SIAI Seminar Series: Open Questions in Open-World Navigation: Representation, Data, and Evaluation

5G and AI technology, Global communication network concept.

The Stevens Institute for Artificial Intelligence (SIAI)

Location: Babbio Center, Room 220

Speaker: Prof. Chen Feng, NYU

ABSTRACT

As foundation models push AI toward generalization, open-world navigation offers a concrete testbed for understanding how representation, data, and evaluation must evolve together. Building robust open-world navigation systems requires bridging high-level semantic reasoning with reliable low-level control. In this seminar, I will discuss three central challenges.

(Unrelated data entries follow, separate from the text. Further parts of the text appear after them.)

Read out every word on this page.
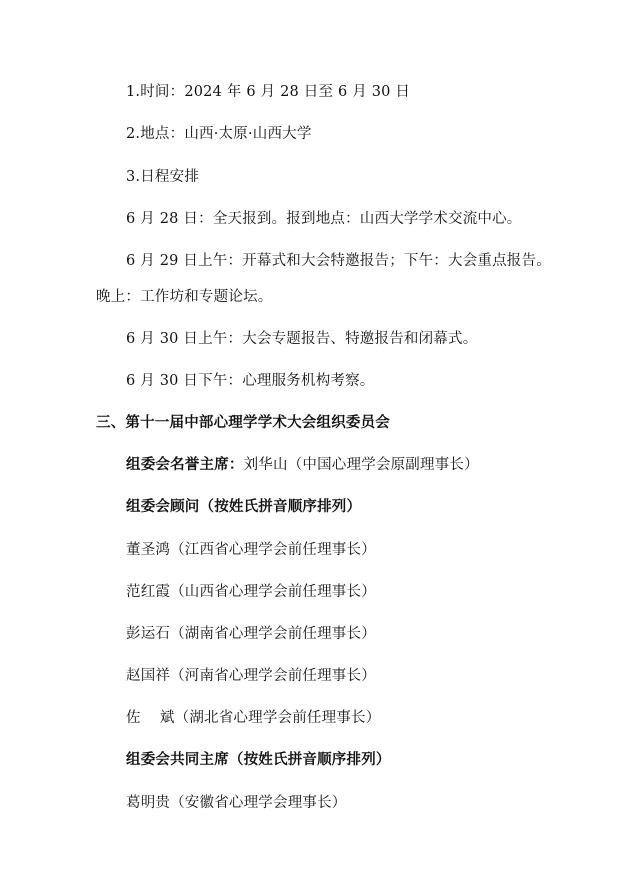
1.时间：2024 年 6 月 28 日至 6 月 30 日
2.地点：山西·太原·山西大学
3.日程安排
6 月 28 日：全天报到。报到地点：山西大学学术交流中心。
6 月 29 日上午：开幕式和大会特邀报告；下午：大会重点报告。
晚上：工作坊和专题论坛。
6 月 30 日上午：大会专题报告、特邀报告和闭幕式。
6 月 30 日下午：心理服务机构考察。
三、第十一届中部心理学学术大会组织委员会
组委会名誉主席：刘华山（中国心理学会原副理事长）
组委会顾问（按姓氏拼音顺序排列）
董圣鸿（江西省心理学会前任理事长）
范红霞（山西省心理学会前任理事长）
彭运石（湖南省心理学会前任理事长）
赵国祥（河南省心理学会前任理事长）
佐    斌（湖北省心理学会前任理事长）
组委会共同主席（按姓氏拼音顺序排列）
葛明贵（安徽省心理学会理事长）
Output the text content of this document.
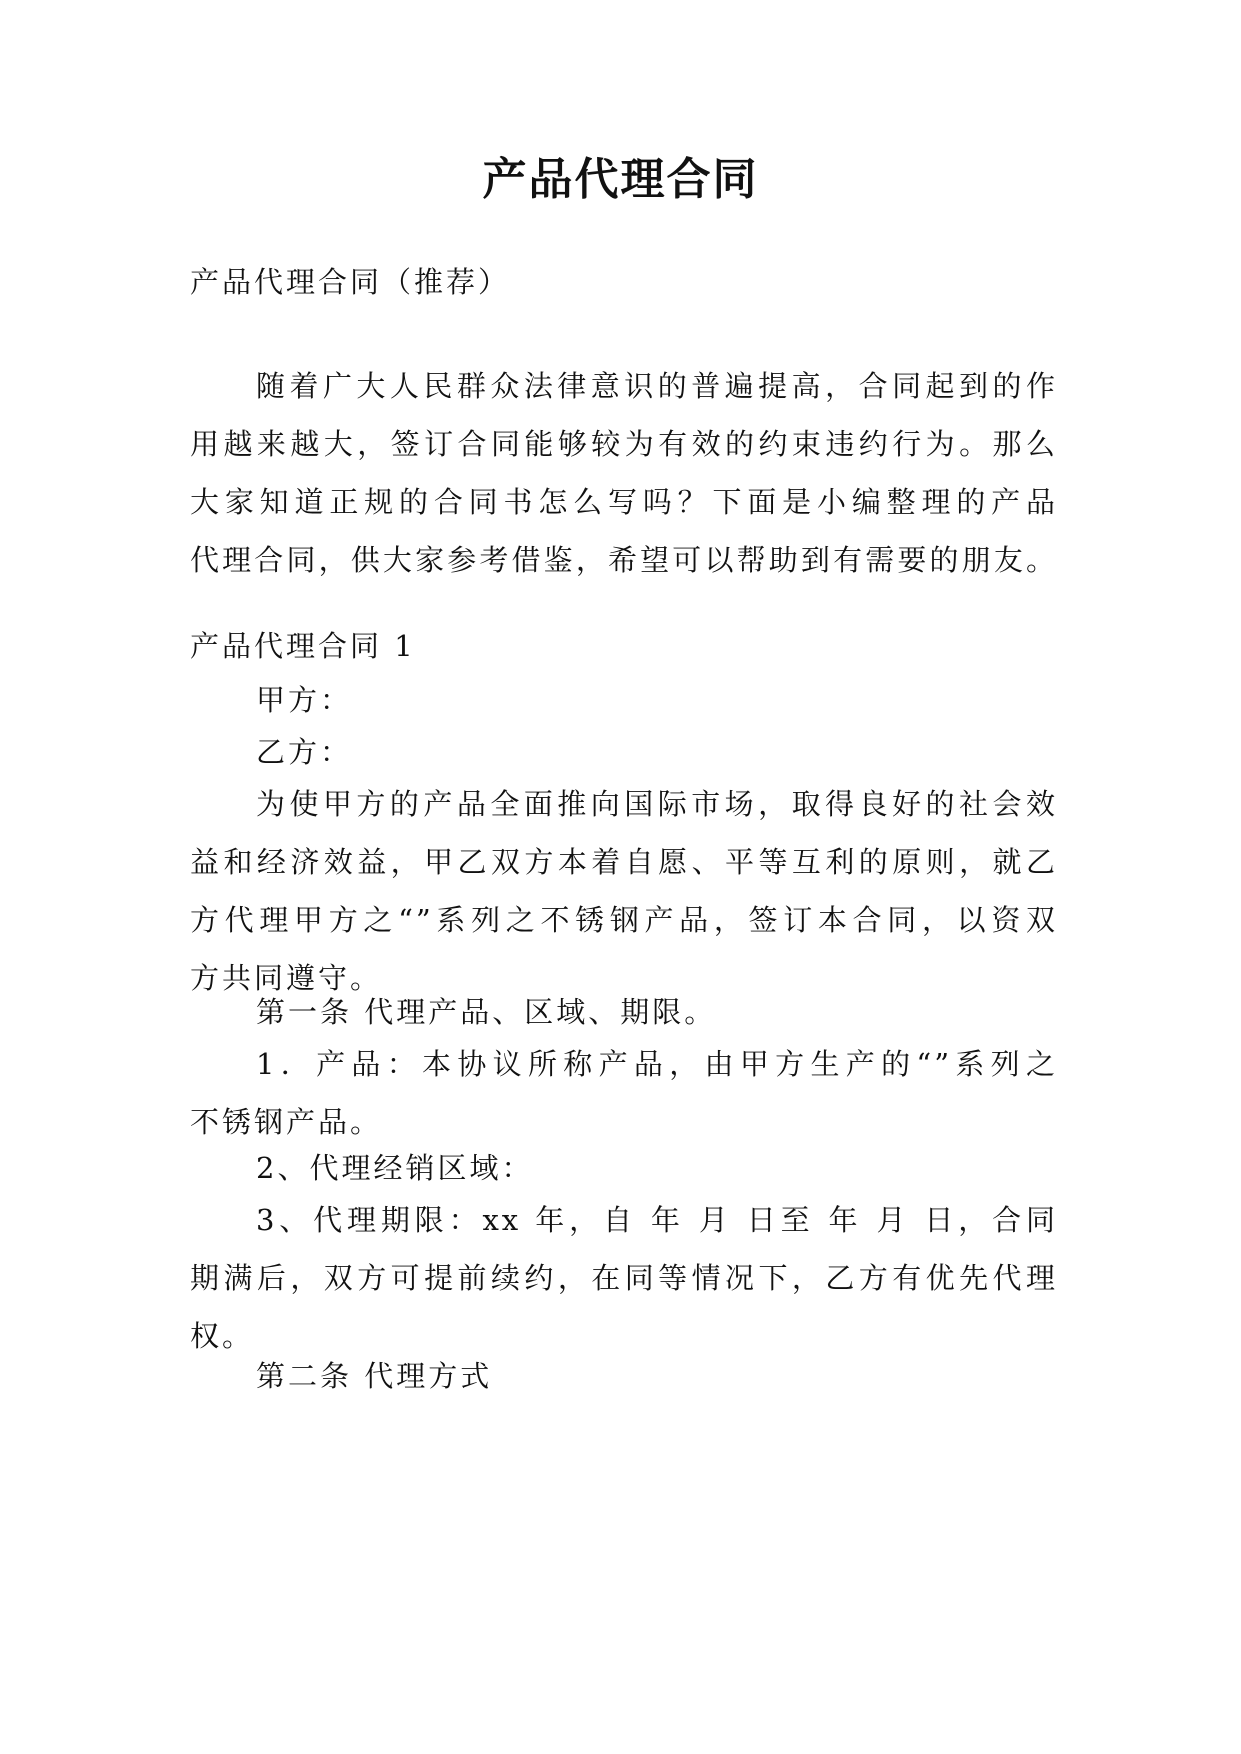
产品代理合同
产品代理合同（推荐）
随着广大人民群众法律意识的普遍提高，合同起到的作
用越来越大，签订合同能够较为有效的约束违约行为。那么
大家知道正规的合同书怎么写吗？下面是小编整理的产品
代理合同，供大家参考借鉴，希望可以帮助到有需要的朋友。
产品代理合同 1
甲方：
乙方：
为使甲方的产品全面推向国际市场，取得良好的社会效
益和经济效益，甲乙双方本着自愿、平等互利的原则，就乙
方代理甲方之“”系列之不锈钢产品，签订本合同，以资双
方共同遵守。
第一条 代理产品、区域、期限。
1．产品：本协议所称产品，由甲方生产的“”系列之
不锈钢产品。
2、代理经销区域：
3、代理期限：xx 年，自 年 月 日至 年 月 日，合同
期满后，双方可提前续约，在同等情况下，乙方有优先代理
权。
第二条 代理方式
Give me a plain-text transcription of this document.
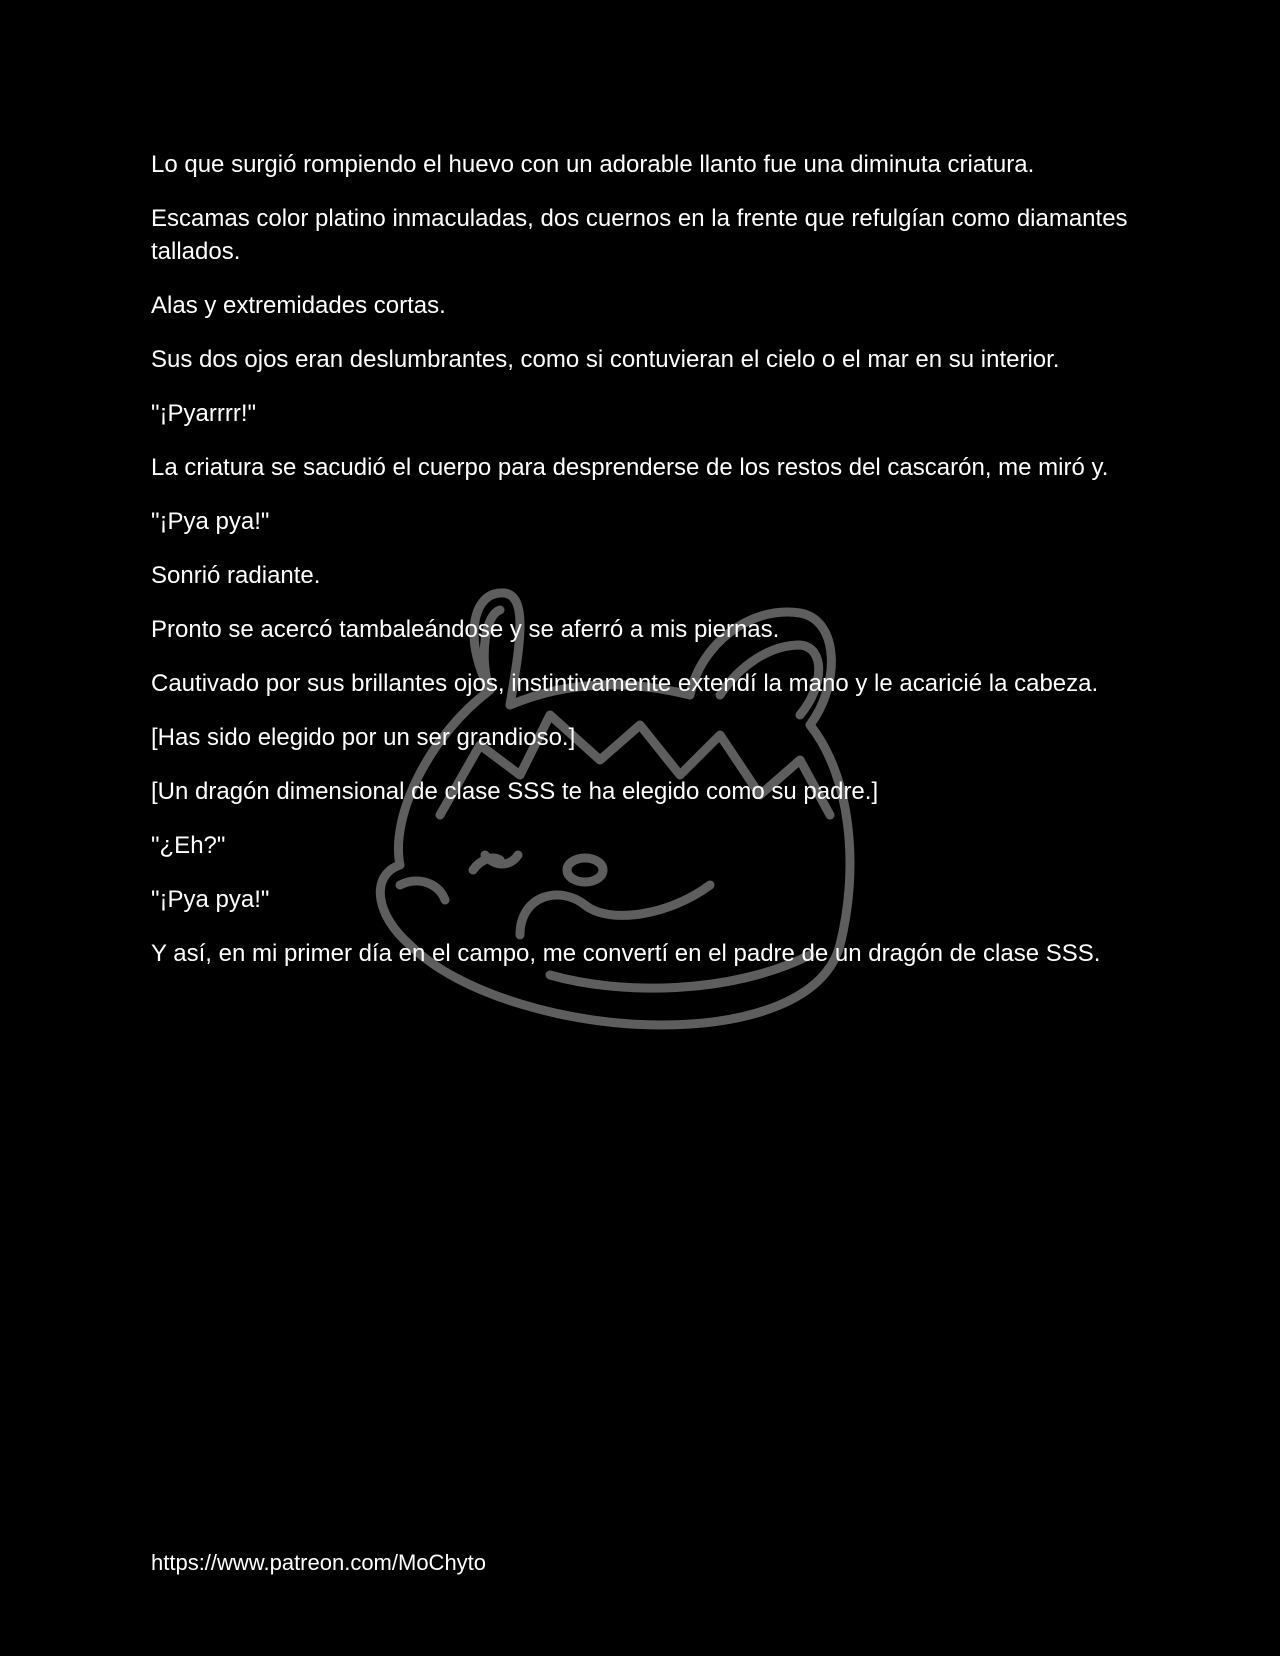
Lo que surgió rompiendo el huevo con un adorable llanto fue una diminuta criatura.

Escamas color platino inmaculadas, dos cuernos en la frente que refulgían como diamantes tallados.

Alas y extremidades cortas.

Sus dos ojos eran deslumbrantes, como si contuvieran el cielo o el mar en su interior.

"¡Pyarrrr!"

La criatura se sacudió el cuerpo para desprenderse de los restos del cascarón, me miró y.

"¡Pya pya!"

Sonrió radiante.

Pronto se acercó tambaleándose y se aferró a mis piernas.

Cautivado por sus brillantes ojos, instintivamente extendí la mano y le acaricié la cabeza.

[Has sido elegido por un ser grandioso.]

[Un dragón dimensional de clase SSS te ha elegido como su padre.]

"¿Eh?"

"¡Pya pya!"

Y así, en mi primer día en el campo, me convertí en el padre de un dragón de clase SSS.

https://www.patreon.com/MoChyto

First, representation: while metric maps remain essential for local safety, graph-based abstractions enable flexible long-horizon planning under uncertainty, serving as a lightweight cognitive layer for scalable spatial reasoning. Second, data: I will present a framework that learns human-like urban navigation behaviors from uncurated web videos, avoiding costly on-robot data collection. Third, evaluation: I will introduce a high-fidelity real-to-sim approach that closes the visual and geometric sim-to-real gap and enables reproducible benchmarking. I will conclude with a vision for unifying classical robotics and foundation models into a navigation stack that is both reliable and scalable in open-world environments.

BIOGRAPHY

Chen Feng.

Chen Feng is an Institute Associate Professor at New York University, Director of the AI4CE Lab, and Founding Co-Director of the NYU Center for Robotics and Embodied Intelligence. He has also been an Amazon Scholar with its Frontier AI & Robotics team since 2026. His research focuses on active and collaborative robot perception and robot learning to address multidisciplinary, use-inspired challenges in construction, manufacturing, and transportation. He is dedicated to developing novel algorithms and systems that enable intelligent agents to understand and interact with dynamic, unstructured environments. Before NYU, he worked as a research scientist in the Computer Vision Group at Mitsubishi Electric Research Laboratories (MERL) in Cambridge, Massachusetts, where he developed patented algorithms for localization, mapping, and 3D deep learning in autonomous vehicles and robotics. Chen Feng earned his doctoral and master's degrees from the University of Michigan between 2010 and 2015, and his bachelor's degree in 2010 from Wuhan University. Chen is an active contributor to the AI and robotics communities, such as CVPR, IEEE RA-L, and ICRA, and he has served as an area chair and associate editor. In 2023, he was awarded the NSF CAREER Award. More information about his research can be found at ai4ce.github.io.